The one thing worse than finding a worm in your apple is, of course, finding half a worm, and perhaps the only experience more painful than abject failure is reading rubbish reports about your abject failure the next day. Mike Anstead of the Guardian appears to have forgotten that the play-offs happen every year in reporting: "Clubs of this size rarely have the opportunity to play at such a prestigious venue", while the Times' Tom Dart has somehow convinced himself to award five out of ten to Andy Parkinson - arguably Town's only outfield player who bothered turning up yesterday - and eight out of ten to shitehawk referee Paul Taylor.

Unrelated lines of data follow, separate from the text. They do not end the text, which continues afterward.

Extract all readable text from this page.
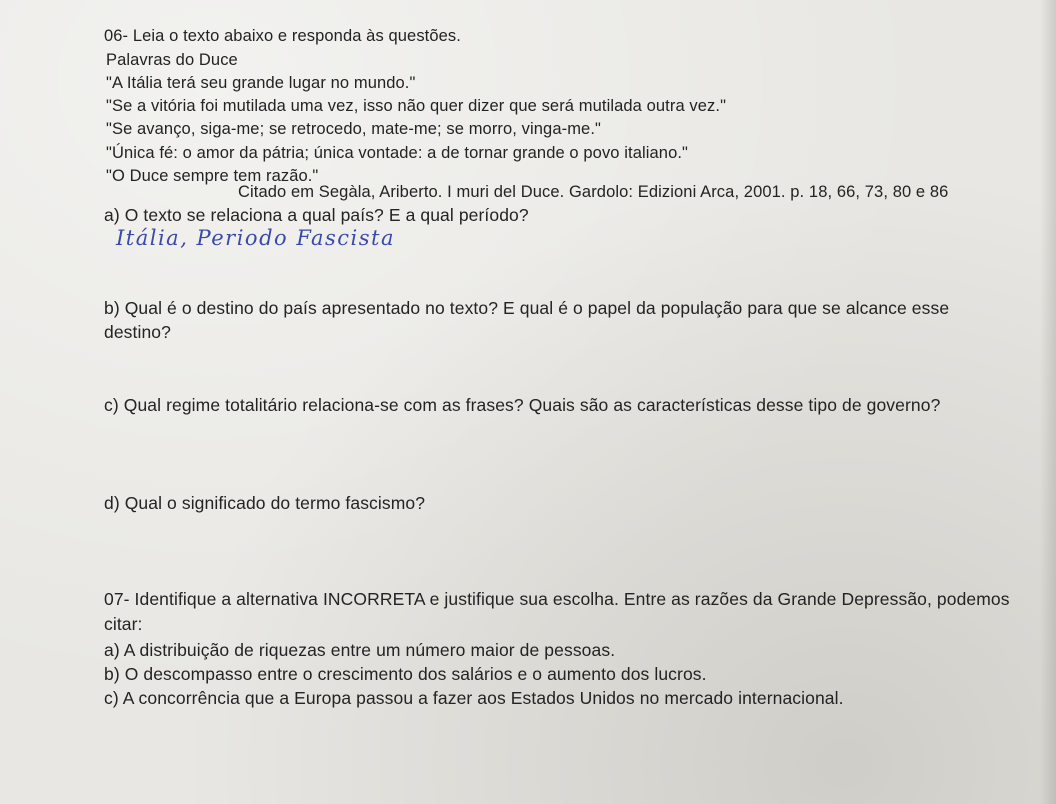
06- Leia o texto abaixo e responda às questões.
Palavras do Duce
"A Itália terá seu grande lugar no mundo."
"Se a vitória foi mutilada uma vez, isso não quer dizer que será mutilada outra vez."
"Se avanço, siga-me; se retrocedo, mate-me; se morro, vinga-me."
"Única fé: o amor da pátria; única vontade: a de tornar grande o povo italiano."
"O Duce sempre tem razão."
Citado em Segàla, Ariberto. I muri del Duce. Gardolo: Edizioni Arca, 2001. p. 18, 66, 73, 80 e 86
a) O texto se relaciona a qual país? E a qual período?
Itália, Periodo Fascista
b) Qual é o destino do país apresentado no texto? E qual é o papel da população para que se alcance esse
destino?
c) Qual regime totalitário relaciona-se com as frases? Quais são as características desse tipo de governo?
d) Qual o significado do termo fascismo?
07- Identifique a alternativa INCORRETA e justifique sua escolha. Entre as razões da Grande Depressão, podemos
citar:
a) A distribuição de riquezas entre um número maior de pessoas.
b) O descompasso entre o crescimento dos salários e o aumento dos lucros.
c) A concorrência que a Europa passou a fazer aos Estados Unidos no mercado internacional.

A better reflection of the game, remarkably, is to be found in right-wing scumsheet the Sun, despite its reference to Parky being denied "a blatant penalty" and setting the word 'cross' in bold upper case for no reason at all - unless it's a subtle way of conveying the way Town supporters felt after the match.
So the season having ended at last, and Town having completely bottled it like at Macclesfield, we're more or less assuming that the 2006-07 campaign will begin with at least Steve Mildenhall, Jones the Stick and Luton's Michael Reddy having moved along to pastures less fishy. The club's stock of six-foot-seven defenders will be halved this summer if any or all of the Stick's rumoured transfers to Wolves, Crewe, Doncaster, Hibernian should come to fruition, while the expected south-westerly departures of Mildew and the Hatters forward are all too cruelly summarised in today's Bristol Evening Post, which rubs its paper hands in glee at the increased likelihood of Reddy going to Ashton Gate and Town's brilliant and adored goalkeeper joining Bristol Rovers in the wake of the Mariners' shocking failure in Cardiff. What about Sladey, then? Is he still going to sign that new contract or will the five or six new players promised by Positive John be brought in by Hoof Alexander?

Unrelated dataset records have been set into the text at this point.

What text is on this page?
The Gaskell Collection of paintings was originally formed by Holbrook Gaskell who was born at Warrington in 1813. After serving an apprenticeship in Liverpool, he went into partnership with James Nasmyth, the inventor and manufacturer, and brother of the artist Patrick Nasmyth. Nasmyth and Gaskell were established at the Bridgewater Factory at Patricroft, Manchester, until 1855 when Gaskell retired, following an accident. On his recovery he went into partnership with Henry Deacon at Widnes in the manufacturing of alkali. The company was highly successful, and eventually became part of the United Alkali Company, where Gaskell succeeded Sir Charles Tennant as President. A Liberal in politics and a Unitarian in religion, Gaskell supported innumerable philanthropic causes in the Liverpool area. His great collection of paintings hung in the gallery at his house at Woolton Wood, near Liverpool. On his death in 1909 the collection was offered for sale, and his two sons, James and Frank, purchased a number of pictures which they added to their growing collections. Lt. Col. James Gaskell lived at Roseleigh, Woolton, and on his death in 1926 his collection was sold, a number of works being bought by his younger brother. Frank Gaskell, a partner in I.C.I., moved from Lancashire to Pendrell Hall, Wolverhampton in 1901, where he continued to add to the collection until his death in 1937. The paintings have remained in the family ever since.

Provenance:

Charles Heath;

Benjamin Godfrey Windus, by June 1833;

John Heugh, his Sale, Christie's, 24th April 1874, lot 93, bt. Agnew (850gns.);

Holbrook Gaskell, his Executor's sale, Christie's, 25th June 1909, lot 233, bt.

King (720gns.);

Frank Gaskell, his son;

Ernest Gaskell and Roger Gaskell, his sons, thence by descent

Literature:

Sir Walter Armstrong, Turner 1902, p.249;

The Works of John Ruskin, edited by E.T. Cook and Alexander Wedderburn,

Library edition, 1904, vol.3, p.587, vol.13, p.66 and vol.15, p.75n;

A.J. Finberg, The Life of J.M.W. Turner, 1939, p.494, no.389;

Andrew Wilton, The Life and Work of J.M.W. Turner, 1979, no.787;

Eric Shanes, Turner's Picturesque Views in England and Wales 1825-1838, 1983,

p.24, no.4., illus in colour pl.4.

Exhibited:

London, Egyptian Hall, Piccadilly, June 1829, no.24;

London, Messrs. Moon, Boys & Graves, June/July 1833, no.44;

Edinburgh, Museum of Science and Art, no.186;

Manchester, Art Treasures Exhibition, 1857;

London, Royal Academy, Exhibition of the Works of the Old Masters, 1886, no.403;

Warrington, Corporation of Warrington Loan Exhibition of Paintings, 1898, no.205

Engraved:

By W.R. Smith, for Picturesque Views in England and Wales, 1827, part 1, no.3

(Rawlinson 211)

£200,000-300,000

Much as the Diary admires the Grimsby Telegraph's 'blank' front page today - a bold editorial decision signifying the emotions of several Grimbarians at this time - one of the things I enjoy most about Guest Diary's, er, guest diaries on Fridays is the sense of perspective he brings to bear on the painful but hardly life-threatening experience of supporting Grimsby Town. In the email GD has sent about Cardiff he does likewise. "I saw at least three Town players mum-waving as they came out of the tunnel," he writes. "And I'm glad they did - even if it caused us to lose the game. We can get promoted another season, but you've only got one mum." There you go, eh? "By the way," he adds, "I was much cheered to read trawler's version of 'Your Song' on the CA Shoutbox. A very worthy effort and much better than the mawkish original." Indeed, and speaking of the Shoutbox, 'haddocksrock' has remarked that the Millennium Stadium seemed to have only one ball. This may have been the same number as Hitler, but it is also one more than most of Town's players could boast yesterday.